CBS did not respond to telephone calls. Ronnie Faust, director of corporate
communications at ESPN, which also televises N.C.A.A. championships, says
the network does not "divulge financial figures."
Mr. Schultz left the N.C.A.A. in 1993, and the issue has not been pursued
by his successor, Cedric W. Dempsey.
The restrictions have had little impact on the amount of alcohol
advertising on college-sports broadcasts, because the rights to
regular-season games are controlled not by the N.C.A.A., but by individual
conferences, most of which have no restrictions on such advertising.
Because the beer industry is perhaps the biggest commercial supporter of
college athletics, the development of restrictions is unlikely, says Joel
Nielsen, associate athletics director at Wake Forest University.
"For the networks to turn them away, that would be cutting their own
throats," he says. "And for the conferences to request it would be
shortsighted. Your rights fees would go way down."
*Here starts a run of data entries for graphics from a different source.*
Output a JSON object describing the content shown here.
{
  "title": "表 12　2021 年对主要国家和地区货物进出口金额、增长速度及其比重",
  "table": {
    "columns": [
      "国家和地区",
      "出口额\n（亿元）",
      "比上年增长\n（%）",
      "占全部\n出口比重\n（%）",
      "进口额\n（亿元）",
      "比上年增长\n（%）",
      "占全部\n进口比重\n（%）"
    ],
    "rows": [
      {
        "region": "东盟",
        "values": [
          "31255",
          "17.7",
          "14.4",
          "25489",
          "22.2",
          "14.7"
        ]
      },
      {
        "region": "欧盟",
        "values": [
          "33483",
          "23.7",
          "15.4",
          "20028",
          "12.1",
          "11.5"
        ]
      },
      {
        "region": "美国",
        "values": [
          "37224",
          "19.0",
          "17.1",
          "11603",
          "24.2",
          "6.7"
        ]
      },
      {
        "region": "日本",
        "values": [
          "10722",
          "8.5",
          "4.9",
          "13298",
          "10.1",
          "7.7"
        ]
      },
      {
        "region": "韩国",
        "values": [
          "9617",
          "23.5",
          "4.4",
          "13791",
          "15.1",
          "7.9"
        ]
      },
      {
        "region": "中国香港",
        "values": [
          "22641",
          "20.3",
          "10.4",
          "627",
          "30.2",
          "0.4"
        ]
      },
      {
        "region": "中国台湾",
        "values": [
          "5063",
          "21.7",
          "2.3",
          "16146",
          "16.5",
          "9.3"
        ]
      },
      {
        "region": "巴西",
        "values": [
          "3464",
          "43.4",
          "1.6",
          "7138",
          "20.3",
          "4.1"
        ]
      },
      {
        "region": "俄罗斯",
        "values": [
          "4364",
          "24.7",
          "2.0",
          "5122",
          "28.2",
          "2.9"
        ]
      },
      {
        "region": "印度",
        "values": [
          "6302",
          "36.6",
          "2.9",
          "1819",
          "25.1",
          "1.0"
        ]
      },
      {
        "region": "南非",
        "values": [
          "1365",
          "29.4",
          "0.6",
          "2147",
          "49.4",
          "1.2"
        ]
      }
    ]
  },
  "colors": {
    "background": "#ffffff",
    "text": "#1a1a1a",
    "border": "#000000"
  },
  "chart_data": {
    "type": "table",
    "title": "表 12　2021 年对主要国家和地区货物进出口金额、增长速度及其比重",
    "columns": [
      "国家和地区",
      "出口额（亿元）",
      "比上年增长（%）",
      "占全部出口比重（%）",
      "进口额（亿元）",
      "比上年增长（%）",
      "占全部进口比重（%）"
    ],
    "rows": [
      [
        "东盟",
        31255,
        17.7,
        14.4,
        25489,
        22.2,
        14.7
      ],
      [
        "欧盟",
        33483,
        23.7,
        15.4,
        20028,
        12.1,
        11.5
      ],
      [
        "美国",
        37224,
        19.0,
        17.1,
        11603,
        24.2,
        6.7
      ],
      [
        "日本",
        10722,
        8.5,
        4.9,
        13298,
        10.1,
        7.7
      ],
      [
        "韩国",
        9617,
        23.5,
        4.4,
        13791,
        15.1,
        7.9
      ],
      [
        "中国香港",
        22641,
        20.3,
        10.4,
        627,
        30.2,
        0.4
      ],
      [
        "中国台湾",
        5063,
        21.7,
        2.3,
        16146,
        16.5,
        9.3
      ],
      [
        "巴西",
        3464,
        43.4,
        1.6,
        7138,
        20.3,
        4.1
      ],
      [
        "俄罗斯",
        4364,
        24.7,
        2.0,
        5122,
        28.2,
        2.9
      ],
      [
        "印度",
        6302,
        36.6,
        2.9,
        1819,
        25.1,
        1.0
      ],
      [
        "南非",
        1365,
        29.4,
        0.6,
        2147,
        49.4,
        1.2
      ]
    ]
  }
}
Without some kind of collective action, however, Ms. Lenox of Stanford says
it will be difficult for individual institutions to break "this link that
has been established through the years between sports -- collegiate and
professional -- and beer."
A bill sponsored by U.S. Representative Joseph P. Kennedy II, a
Massachusetts Democrat, would restrict the content of alcohol advertising
between 7 a.m. and 10 p.m. Its aim is to minimize children's exposure to
cartoon-like advertising characters such as the Bud-Light penguin and the
Budweiser frogs. The measure is currently before the House Commerce
Committee, and an aide to the Congressman says its prospects are "not
particularly bright."
Nor is the issue on the N.C.A.A.'s agenda. "I find it hard to imagine that
our membership would begin to develop legislation that on a national basis
would restrict the members in their relationship with advertisers," says
Mr. Renfro of the N.C.A.A.
That pleases Mr. Becker, of the Beer Institute. "If you had to choose the
best audience in the world for a beer advertiser, it is 21-to-34-year-old
men who participate in sports and are avid sports fans," he says.
The fit with the college-football audience, he says, is "hand in glove."